The "web cover" of the antique book also contains a brief preface to the edition that describes the book content in modern terms. Because this is the web, and because we believe that everybody should be allowed to be a critic, we also provide a method to provide public comments about the book. If the book were truly there for scholarly use, it would make sense to allow the book to be marked up employing a sense of overlay on every page, but since these books are simply to be read and may have questionable scholarly value, we believe the public commenting mechanism to be superior. Finally, when we compute the optical character recognition results in order to compute a word or topic index of the book, we restrict the number of words or topics. This is a typical "publishing" decision made to simplify access to material in the book at the expense of a full concordance.
We have also observed more objectively that it is possible to preserve the full color appearance of an antique book and, in fact, to enhance the appearance, by selectively processing the print and the non-print image.

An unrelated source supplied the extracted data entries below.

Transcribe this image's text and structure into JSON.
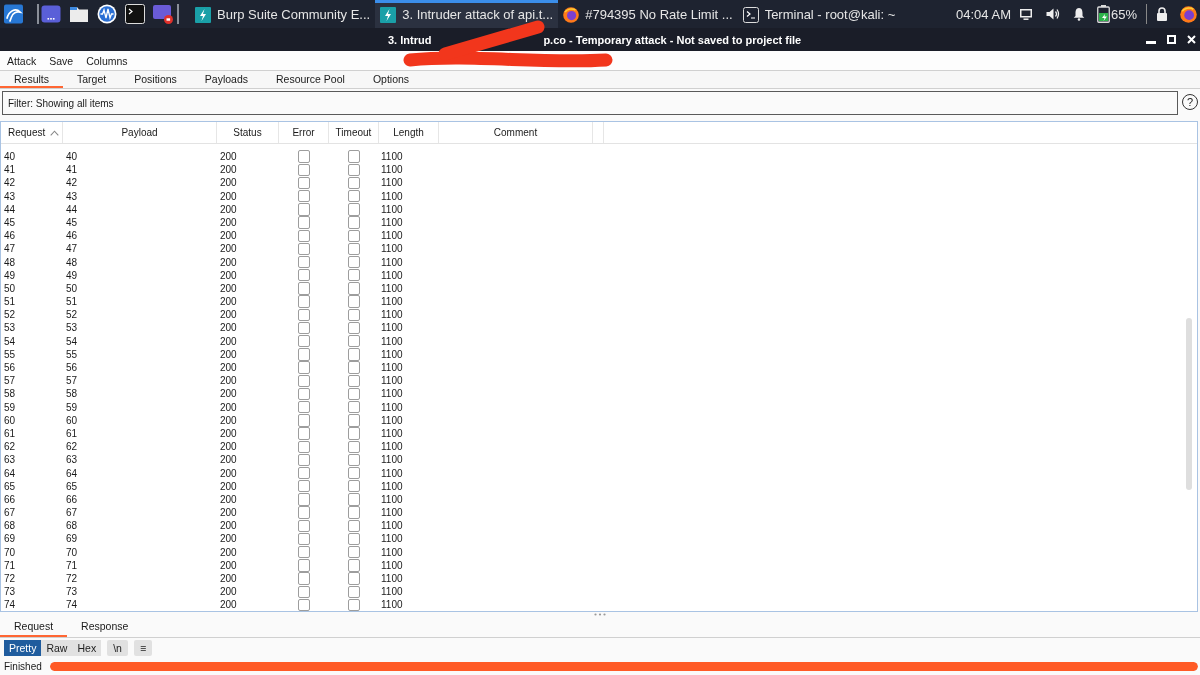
{
  "taskbar": {
    "tasks": [
      {
        "kind": "burp",
        "label": "Burp Suite Community E...",
        "selected": false
      },
      {
        "kind": "burp",
        "label": "3. Intruder attack of api.t...",
        "selected": true
      },
      {
        "kind": "browser",
        "label": "#794395 No Rate Limit ...",
        "selected": false
      },
      {
        "kind": "terminal",
        "label": "Terminal - root@kali: ~",
        "selected": false
      }
    ],
    "clock": "04:04 AM",
    "battery": "65%"
  },
  "window": {
    "title_start": "3. Intrud",
    "title_end": "p.co - Temporary attack - Not saved to project file"
  },
  "menu": [
    "Attack",
    "Save",
    "Columns"
  ],
  "tabs": [
    {
      "label": "Results",
      "selected": true
    },
    {
      "label": "Target",
      "selected": false
    },
    {
      "label": "Positions",
      "selected": false
    },
    {
      "label": "Payloads",
      "selected": false
    },
    {
      "label": "Resource Pool",
      "selected": false
    },
    {
      "label": "Options",
      "selected": false
    }
  ],
  "filter": {
    "label": "Filter: Showing all items",
    "help": "?"
  },
  "table": {
    "columns": [
      {
        "label": "Request",
        "sorted": true
      },
      {
        "label": "Payload",
        "sorted": false
      },
      {
        "label": "Status",
        "sorted": false
      },
      {
        "label": "Error",
        "sorted": false
      },
      {
        "label": "Timeout",
        "sorted": false
      },
      {
        "label": "Length",
        "sorted": false
      },
      {
        "label": "Comment",
        "sorted": false
      }
    ],
    "rows": [
      {
        "request": "40",
        "payload": "40",
        "status": "200",
        "error": false,
        "timeout": false,
        "length": "1100"
      },
      {
        "request": "41",
        "payload": "41",
        "status": "200",
        "error": false,
        "timeout": false,
        "length": "1100"
      },
      {
        "request": "42",
        "payload": "42",
        "status": "200",
        "error": false,
        "timeout": false,
        "length": "1100"
      },
      {
        "request": "43",
        "payload": "43",
        "status": "200",
        "error": false,
        "timeout": false,
        "length": "1100"
      },
      {
        "request": "44",
        "payload": "44",
        "status": "200",
        "error": false,
        "timeout": false,
        "length": "1100"
      },
      {
        "request": "45",
        "payload": "45",
        "status": "200",
        "error": false,
        "timeout": false,
        "length": "1100"
      },
      {
        "request": "46",
        "payload": "46",
        "status": "200",
        "error": false,
        "timeout": false,
        "length": "1100"
      },
      {
        "request": "47",
        "payload": "47",
        "status": "200",
        "error": false,
        "timeout": false,
        "length": "1100"
      },
      {
        "request": "48",
        "payload": "48",
        "status": "200",
        "error": false,
        "timeout": false,
        "length": "1100"
      },
      {
        "request": "49",
        "payload": "49",
        "status": "200",
        "error": false,
        "timeout": false,
        "length": "1100"
      },
      {
        "request": "50",
        "payload": "50",
        "status": "200",
        "error": false,
        "timeout": false,
        "length": "1100"
      },
      {
        "request": "51",
        "payload": "51",
        "status": "200",
        "error": false,
        "timeout": false,
        "length": "1100"
      },
      {
        "request": "52",
        "payload": "52",
        "status": "200",
        "error": false,
        "timeout": false,
        "length": "1100"
      },
      {
        "request": "53",
        "payload": "53",
        "status": "200",
        "error": false,
        "timeout": false,
        "length": "1100"
      },
      {
        "request": "54",
        "payload": "54",
        "status": "200",
        "error": false,
        "timeout": false,
        "length": "1100"
      },
      {
        "request": "55",
        "payload": "55",
        "status": "200",
        "error": false,
        "timeout": false,
        "length": "1100"
      },
      {
        "request": "56",
        "payload": "56",
        "status": "200",
        "error": false,
        "timeout": false,
        "length": "1100"
      },
      {
        "request": "57",
        "payload": "57",
        "status": "200",
        "error": false,
        "timeout": false,
        "length": "1100"
      },
      {
        "request": "58",
        "payload": "58",
        "status": "200",
        "error": false,
        "timeout": false,
        "length": "1100"
      },
      {
        "request": "59",
        "payload": "59",
        "status": "200",
        "error": false,
        "timeout": false,
        "length": "1100"
      },
      {
        "request": "60",
        "payload": "60",
        "status": "200",
        "error": false,
        "timeout": false,
        "length": "1100"
      },
      {
        "request": "61",
        "payload": "61",
        "status": "200",
        "error": false,
        "timeout": false,
        "length": "1100"
      },
      {
        "request": "62",
        "payload": "62",
        "status": "200",
        "error": false,
        "timeout": false,
        "length": "1100"
      },
      {
        "request": "63",
        "payload": "63",
        "status": "200",
        "error": false,
        "timeout": false,
        "length": "1100"
      },
      {
        "request": "64",
        "payload": "64",
        "status": "200",
        "error": false,
        "timeout": false,
        "length": "1100"
      },
      {
        "request": "65",
        "payload": "65",
        "status": "200",
        "error": false,
        "timeout": false,
        "length": "1100"
      },
      {
        "request": "66",
        "payload": "66",
        "status": "200",
        "error": false,
        "timeout": false,
        "length": "1100"
      },
      {
        "request": "67",
        "payload": "67",
        "status": "200",
        "error": false,
        "timeout": false,
        "length": "1100"
      },
      {
        "request": "68",
        "payload": "68",
        "status": "200",
        "error": false,
        "timeout": false,
        "length": "1100"
      },
      {
        "request": "69",
        "payload": "69",
        "status": "200",
        "error": false,
        "timeout": false,
        "length": "1100"
      },
      {
        "request": "70",
        "payload": "70",
        "status": "200",
        "error": false,
        "timeout": false,
        "length": "1100"
      },
      {
        "request": "71",
        "payload": "71",
        "status": "200",
        "error": false,
        "timeout": false,
        "length": "1100"
      },
      {
        "request": "72",
        "payload": "72",
        "status": "200",
        "error": false,
        "timeout": false,
        "length": "1100"
      },
      {
        "request": "73",
        "payload": "73",
        "status": "200",
        "error": false,
        "timeout": false,
        "length": "1100"
      },
      {
        "request": "74",
        "payload": "74",
        "status": "200",
        "error": false,
        "timeout": false,
        "length": "1100"
      }
    ]
  },
  "detail_tabs": [
    {
      "label": "Request",
      "selected": true
    },
    {
      "label": "Response",
      "selected": false
    }
  ],
  "view_modes": [
    {
      "label": "Pretty",
      "selected": true
    },
    {
      "label": "Raw",
      "selected": false
    },
    {
      "label": "Hex",
      "selected": false
    }
  ],
  "newline_toggle": {
    "label": "\\n",
    "on": false
  },
  "menu_button": "≡",
  "status": {
    "text": "Finished",
    "level": 1
  }
}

This has the advantage of improved image compression without the need for going beyond standard browser image compression support. It also has the advantage of providing for ready utilization of standard optical character recognition techniques for the purpose of creating full text indexes.
A very interesting counterpoint to the technique we have described, is the 'Adobe Capture' philosophy that says that all the print on a page should be substituted with ASCII text and matching fonts. While the current commercial product for Adobe Capture is not yet perfected in this way, it is interesting to consider a more advanced form of Adobe Capture that allows print imperfections to be rendered by deviation maps. Such a methodology, although technically quite demanding, may well yield much better results, with much better control over page appearance while maintaining reproduction quality.